Hurricane Sandy made brought memories of storms back to mind for old sailor.

To the Editor,

Like millions of others, I was glued to CNN last week as Hurricane Sandy slowly made her fateful journey up the Eastern Seaboard.

Even climate change deniers must have been startled out of their cosy little caves when the monstrous storm eventually slammed into the Jersey Shore, New York City and other states.

My mind kept flashing back to a weekend in August 1969 when I was chief mate on a bulk carrier fully laden with grain en route from Baton Rouge, Louisiana to Cristobal, Panama. Hurricane Camille was in the Gulf of Mexico as we were coming down the Mississippi; we cleared the river-mouth, and anchored along with a whole fleet of other vessels.

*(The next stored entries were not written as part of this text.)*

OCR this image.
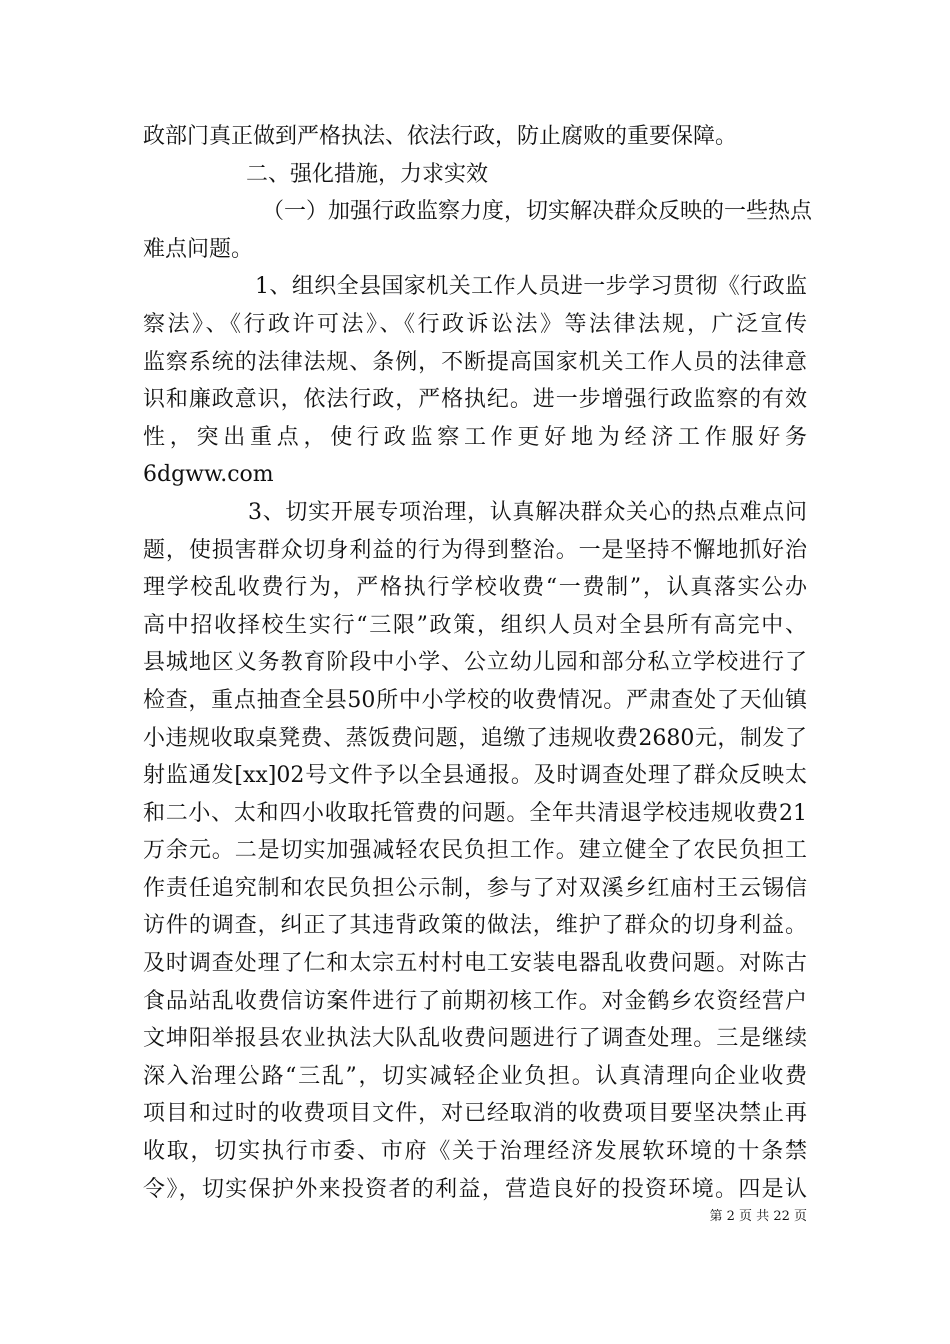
政部门真正做到严格执法、依法行政，防止腐败的重要保障。
二、强化措施，力求实效
（一）加强行政监察力度，切实解决群众反映的一些热点
难点问题。
1、组织全县国家机关工作人员进一步学习贯彻《行政监
察法》、《行政许可法》、《行政诉讼法》等法律法规，广泛宣传
监察系统的法律法规、条例，不断提高国家机关工作人员的法律意
识和廉政意识，依法行政，严格执纪。进一步增强行政监察的有效
性，突出重点，使行政监察工作更好地为经济工作服好务
6dgww.com
3、切实开展专项治理，认真解决群众关心的热点难点问
题，使损害群众切身利益的行为得到整治。一是坚持不懈地抓好治
理学校乱收费行为，严格执行学校收费“一费制”，认真落实公办
高中招收择校生实行“三限”政策，组织人员对全县所有高完中、
县城地区义务教育阶段中小学、公立幼儿园和部分私立学校进行了
检查，重点抽查全县50所中小学校的收费情况。严肃查处了天仙镇
小违规收取桌凳费、蒸饭费问题，追缴了违规收费2680元，制发了
射监通发[xx]02号文件予以全县通报。及时调查处理了群众反映太
和二小、太和四小收取托管费的问题。全年共清退学校违规收费21
万余元。二是切实加强减轻农民负担工作。建立健全了农民负担工
作责任追究制和农民负担公示制，参与了对双溪乡红庙村王云锡信
访件的调查，纠正了其违背政策的做法，维护了群众的切身利益。
及时调查处理了仁和太宗五村村电工安装电器乱收费问题。对陈古
食品站乱收费信访案件进行了前期初核工作。对金鹤乡农资经营户
文坤阳举报县农业执法大队乱收费问题进行了调查处理。三是继续
深入治理公路“三乱”，切实减轻企业负担。认真清理向企业收费
项目和过时的收费项目文件，对已经取消的收费项目要坚决禁止再
收取，切实执行市委、市府《关于治理经济发展软环境的十条禁
令》，切实保护外来投资者的利益，营造良好的投资环境。四是认
第 2 页 共 22 页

There was simply no place to run and no place to hide.

All possible preparations were made to secure the vessel, and by the time the Category Five Camille blew over us to make landfall just a few miles to the east, we had both anchor cables paid out to the bitter end, clinging onto the thick delta mud.

Even with engines going full ahead at the height of the storm those anchors dragged, and we actually bounced along the side of a larger American freighter also at anchor.

I really believed at that time that it was game over, but quite amazingly we cleared the Lykes Lines vessel without any really significant  damage, and our anchors held.

Watching Sandy last week I thought about the recent protests against tankers that we have seen in B.C.

Do the protesters, the professional media pundits and amateur scribblers who fill columns and letters pages with hyperbolic doom and gloom about the inevitability of a disaster, have any idea what ships’ crews routinely go through to protect the environment?

A seaman might say that many of those who make the most noise couldn’t pour saltwater out of a sea boot, even with instructions printed on the heel.